Bernet weiss, wovon er spricht. Er ist Finanzspezialist, war von 2009 bis Ende Juni dieses Jahres Finanzverantwortlicher der Schweizer Paraplegiker-Gruppe in Nottwil, wurde 2016 vom Verband CFO Forum Schweiz zum CFO of the Year gekürt. Bernet will sich dafür einsetzen, «dass jeder Steuerfranken bei der SSBL weiterhin sehr effizient und wirkungsvoll eingesetzt wird». Dafür brauche es einfach «gesunden Menschenverstand» der Verantwortlichen.

«Ich habe Mühe, wenn in der kantonalen Politik der Finanzierungskuchen nach der Lautstärke der grössten Schreihälse verteilt wird.»

Pius Bernet, Direktor SSBL

Dass der Kanton dabei jedes Jahr eine neue Leistungsvereinbarung mit der SSBL abschliesst, stört Bernet hingegen weniger. «In der Privatwirtschaft und noch mehr bei Non-Profit-Organisationen muss schnell auf Tendenzen in der Nachfrage reagiert werden. Dieses Tempo bin ich gewohnt.» Wie sieht denn die Entwicklung aus? «Die Nachfrage nach Standard-Wohnplätzen wird sinken, dafür steigt der Bedarf an Plätzen für Menschen mit Behinderungen und zusätzlichen altersbedingten hohen Pflegeaufwendungen sowie selbst- und fremdgefährdenden Verhaltensauffälligkeiten.»
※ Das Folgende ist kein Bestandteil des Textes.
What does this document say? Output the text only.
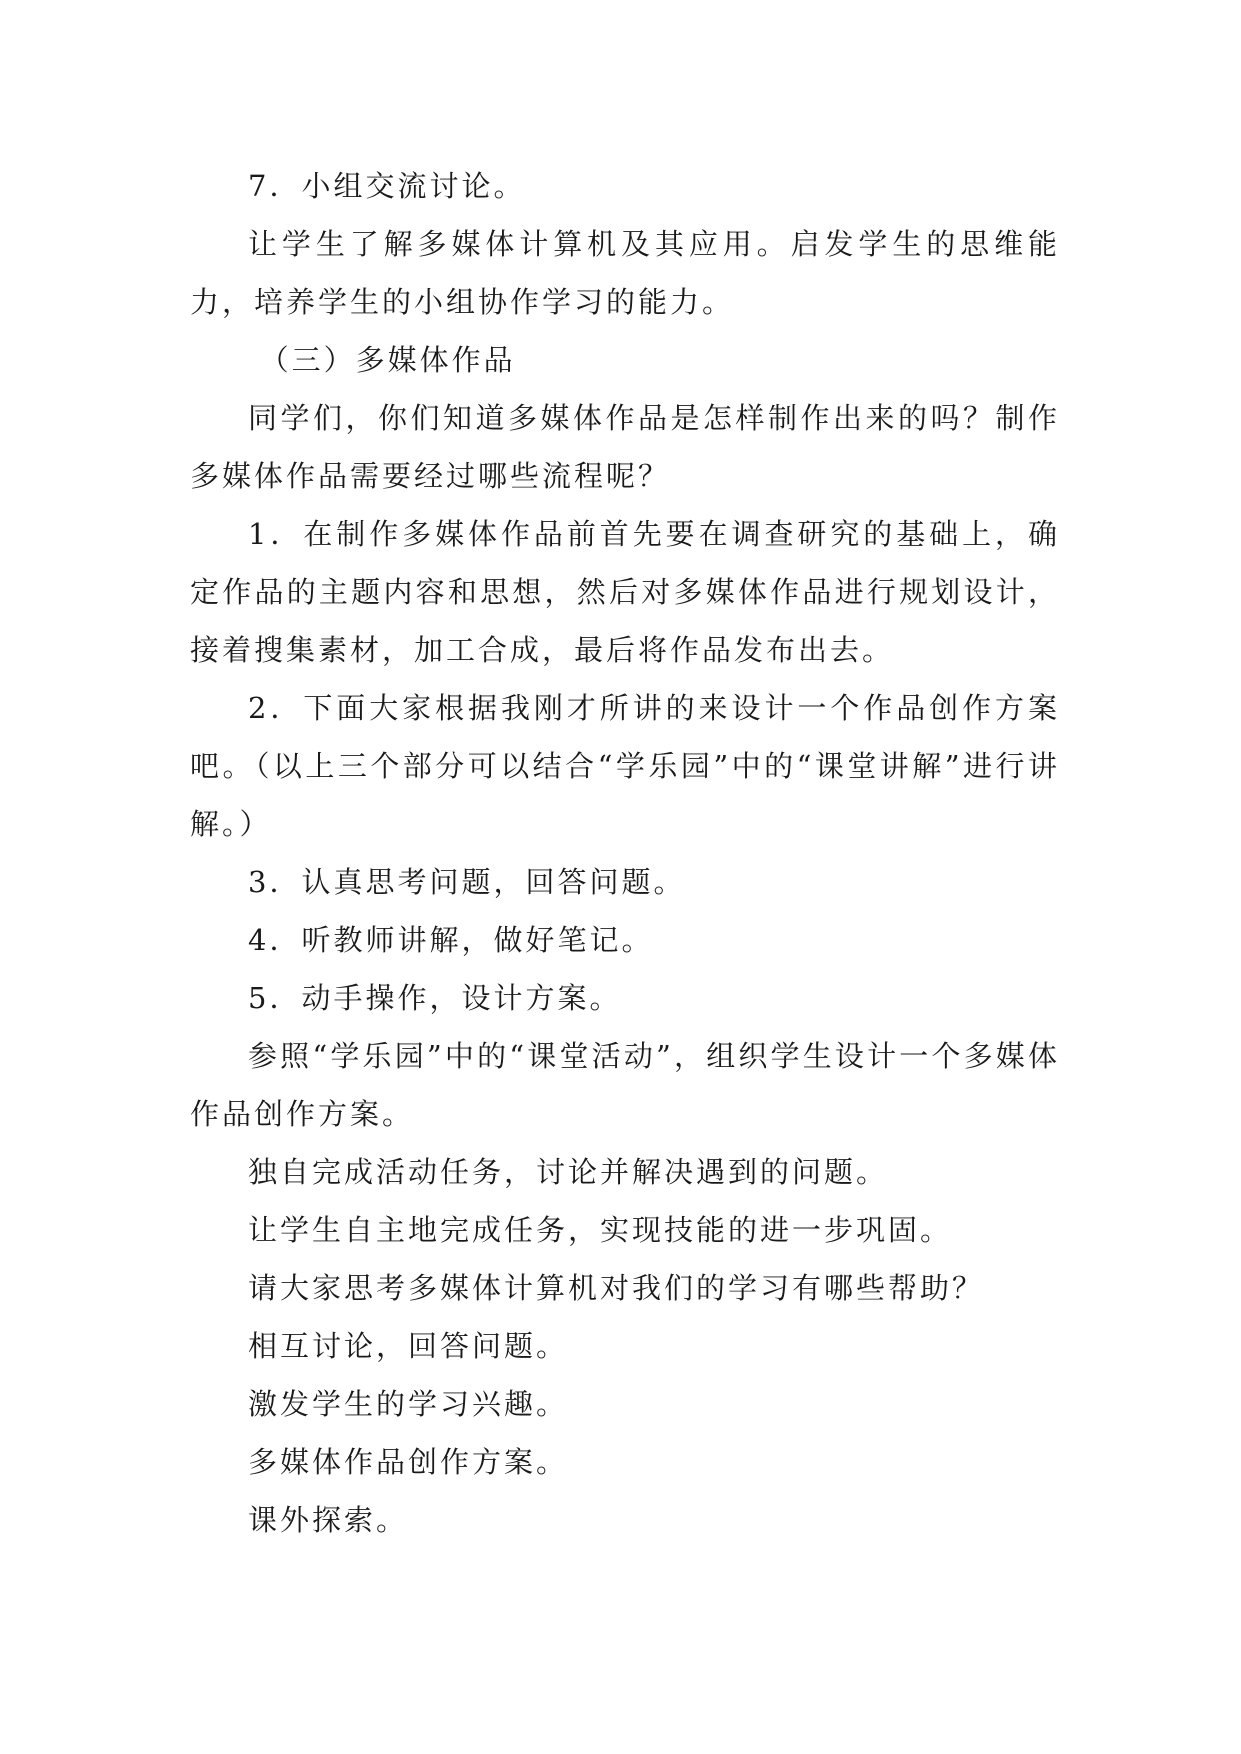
7．小组交流讨论。

让学生了解多媒体计算机及其应用。启发学生的思维能力，培养学生的小组协作学习的能力。

（三）多媒体作品

同学们，你们知道多媒体作品是怎样制作出来的吗？制作多媒体作品需要经过哪些流程呢？

1．在制作多媒体作品前首先要在调查研究的基础上，确定作品的主题内容和思想，然后对多媒体作品进行规划设计，接着搜集素材，加工合成，最后将作品发布出去。

2．下面大家根据我刚才所讲的来设计一个作品创作方案吧。（以上三个部分可以结合“学乐园”中的“课堂讲解”进行讲解。）

3．认真思考问题，回答问题。

4．听教师讲解，做好笔记。

5．动手操作，设计方案。

参照“学乐园”中的“课堂活动”，组织学生设计一个多媒体作品创作方案。

独自完成活动任务，讨论并解决遇到的问题。

让学生自主地完成任务，实现技能的进一步巩固。

请大家思考多媒体计算机对我们的学习有哪些帮助？

相互讨论，回答问题。

激发学生的学习兴趣。

多媒体作品创作方案。

课外探索。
Diese Weiterentwicklung der SSBL will Pius Bernet nicht von oben herab dirigieren; sie sollen von unten nach oben getragen werden. «Ich agiere dabei nur als Taktgeber der vereinbarten Strategieumsetzung.» Nützlich werden dabei auch Kontakte in die Kantonsverwaltung sein. Bernets Vorgänger Rolf Maegli leitet nach seinem abrupten Abgang bei der SSBL die Abteilung Behinderung und Chancengleichheit bei der kantonalen Dienststelle Soziales und Gesundheit. «Wir beide wissen, wovon wir sprechen, das macht es für uns einfach im Austausch», sagt Bernet dazu. Auch Maeglis designierte Nachfolgerin (er geht in Pension), die im Frühling neue Abteilungsleiterin wird, hat Bernet schon kennen gelernt.
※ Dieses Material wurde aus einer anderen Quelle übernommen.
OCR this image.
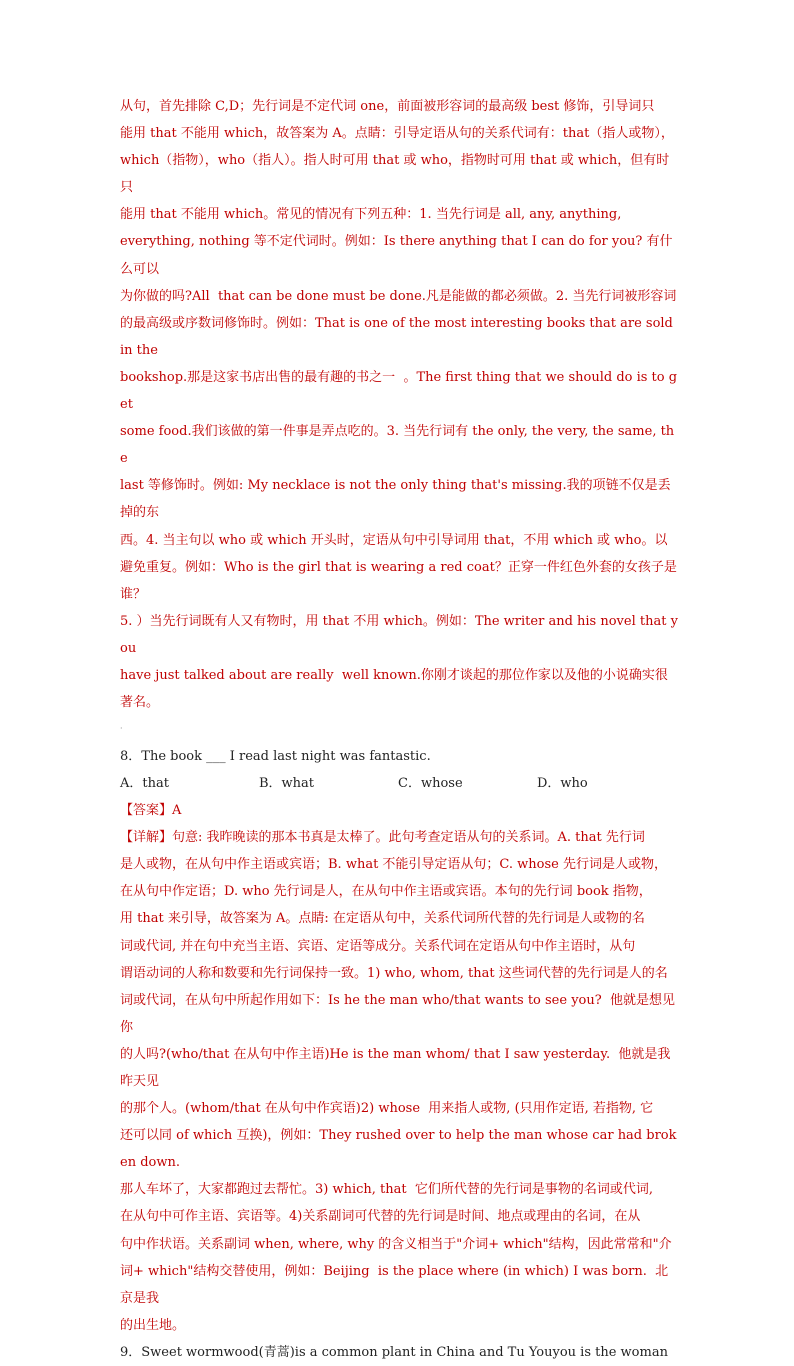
从句，首先排除 C,D；先行词是不定代词 one，前面被形容词的最高级 best 修饰，引导词只
能用 that 不能用 which，故答案为 A。点睛：引导定语从句的关系代词有：that（指人或物），
which（指物），who（指人）。指人时可用 that 或 who，指物时可用 that 或 which，但有时只
能用 that 不能用 which。常见的情况有下列五种：1. 当先行词是 all, any, anything,
everything, nothing 等不定代词时。例如：Is there anything that I can do for you? 有什么可以
为你做的吗?All  that can be done must be done.凡是能做的都必须做。2. 当先行词被形容词
的最高级或序数词修饰时。例如：That is one of the most interesting books that are sold in the
bookshop.那是这家书店出售的最有趣的书之一  。The first thing that we should do is to get
some food.我们该做的第一件事是弄点吃的。3. 当先行词有 the only, the very, the same, the
last 等修饰时。例如: My necklace is not the only thing that's missing.我的项链不仅是丢掉的东
西。4. 当主句以 who 或 which 开头时，定语从句中引导词用 that，不用 which 或 who。以
避免重复。例如：Who is the girl that is wearing a red coat？正穿一件红色外套的女孩子是谁？
5. ）当先行词既有人又有物时，用 that 不用 which。例如：The writer and his novel that you
have just talked about are really  well known.你刚才谈起的那位作家以及他的小说确实很著名。
·
8．The book ___ I read last night was fantastic.
A．that	B．what	C．whose	D．who
【答案】A
【详解】句意: 我昨晚读的那本书真是太棒了。此句考查定语从句的关系词。A. that 先行词
是人或物，在从句中作主语或宾语；B. what 不能引导定语从句；C. whose 先行词是人或物，
在从句中作定语；D. who 先行词是人，在从句中作主语或宾语。本句的先行词 book 指物，
用 that 来引导，故答案为 A。点睛: 在定语从句中，关系代词所代替的先行词是人或物的名
词或代词, 并在句中充当主语、宾语、定语等成分。关系代词在定语从句中作主语时，从句
谓语动词的人称和数要和先行词保持一致。1) who, whom, that 这些词代替的先行词是人的名
词或代词，在从句中所起作用如下：Is he the man who/that wants to see you?  他就是想见你
的人吗?(who/that 在从句中作主语)He is the man whom/ that I saw yesterday.  他就是我昨天见
的那个人。(whom/that 在从句中作宾语)2) whose  用来指人或物, (只用作定语, 若指物, 它
还可以同 of which 互换)，例如：They rushed over to help the man whose car had broken down.
那人车坏了，大家都跑过去帮忙。3) which, that  它们所代替的先行词是事物的名词或代词,
在从句中可作主语、宾语等。4)关系副词可代替的先行词是时间、地点或理由的名词，在从
句中作状语。关系副词 when, where, why 的含义相当于"介词+ which"结构，因此常常和"介
词+ which"结构交替使用，例如：Beijing  is the place where (in which) I was born.  北京是我
的出生地。
9．Sweet wormwood(青蒿)is a common plant in China and Tu Youyou is the woman
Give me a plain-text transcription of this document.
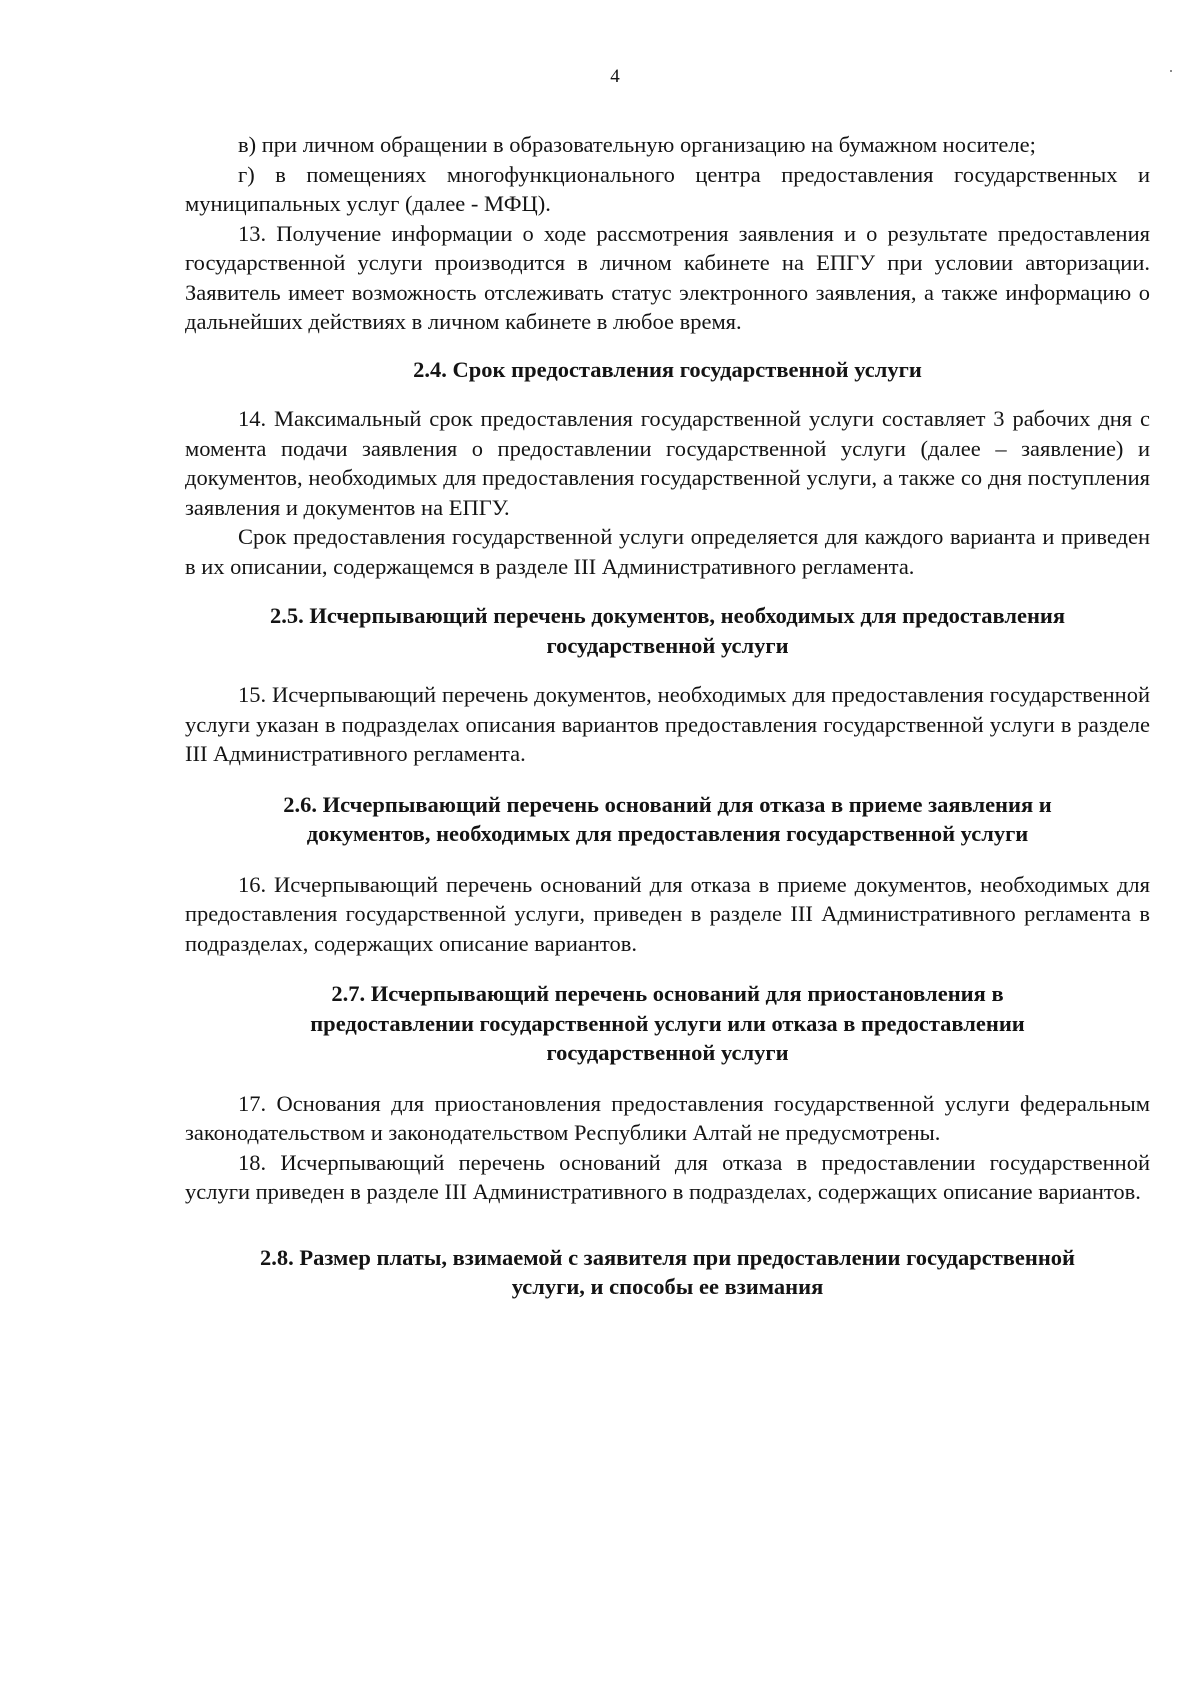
4

в) при личном обращении в образовательную организацию на бумажном носителе;

г) в помещениях многофункционального центра предоставления государственных и муниципальных услуг (далее - МФЦ).

13. Получение информации о ходе рассмотрения заявления и о результате предоставления государственной услуги производится в личном кабинете на ЕПГУ при условии авторизации. Заявитель имеет возможность отслеживать статус электронного заявления, а также информацию о дальнейших действиях в личном кабинете в любое время.

2.4. Срок предоставления государственной услуги

14. Максимальный срок предоставления государственной услуги составляет 3 рабочих дня с момента подачи заявления о предоставлении государственной услуги (далее – заявление) и документов, необходимых для предоставления государственной услуги, а также со дня поступления заявления и документов на ЕПГУ.

Срок предоставления государственной услуги определяется для каждого варианта и приведен в их описании, содержащемся в разделе III Административного регламента.

2.5. Исчерпывающий перечень документов, необходимых для предоставления
государственной услуги

15. Исчерпывающий перечень документов, необходимых для предоставления государственной услуги указан в подразделах описания вариантов предоставления государственной услуги в разделе III Административного регламента.

2.6. Исчерпывающий перечень оснований для отказа в приеме заявления и
документов, необходимых для предоставления государственной услуги

16. Исчерпывающий перечень оснований для отказа в приеме документов, необходимых для предоставления государственной услуги, приведен в разделе III Административного регламента в подразделах, содержащих описание вариантов.

2.7. Исчерпывающий перечень оснований для приостановления в
предоставлении государственной услуги или отказа в предоставлении
государственной услуги

17. Основания для приостановления предоставления государственной услуги федеральным законодательством и законодательством Республики Алтай не предусмотрены.

18. Исчерпывающий перечень оснований для отказа в предоставлении государственной услуги приведен в разделе III Административного в подразделах, содержащих описание вариантов.

2.8. Размер платы, взимаемой с заявителя при предоставлении государственной
услуги, и способы ее взимания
Überhaupt zieht Bernet ein positives Fazit über seine ersten 100 Tage. Er habe bei allen elf SSBL-Standorten, die es im Kanton gibt, reingeschaut, habe den Alltag der Bewohner und Betreuer kennen gelernt und sich in operative Prozesse vertieft. «Jetzt kann ich ins Gestalterische übergehen», sagt Bernet und schreitet vor eine Tafel mit Übersichtsplan. Sie steht vor dem Café Rathausen, das Bewohnern und Besuchern offensteht. «Ich will den Kontakt zwischen Bewohnern und Besuchern noch vertiefen, uns als SSBL noch mehr gegenüber der Bevölkerung öffnen.» Auch den Bewohnern soll mehr geboten werden – mittels Areal-Anpassungen. Ein Bereich soll zu einem speziellen «Spielplatz für Kinder und Erwachsene mit und ohne Behinderung» werden. Erst eine Idee ist ein Kneippbad. «Natürlich darf es nicht zu viel kosten und muss immer mit Spenden finanziert werden.»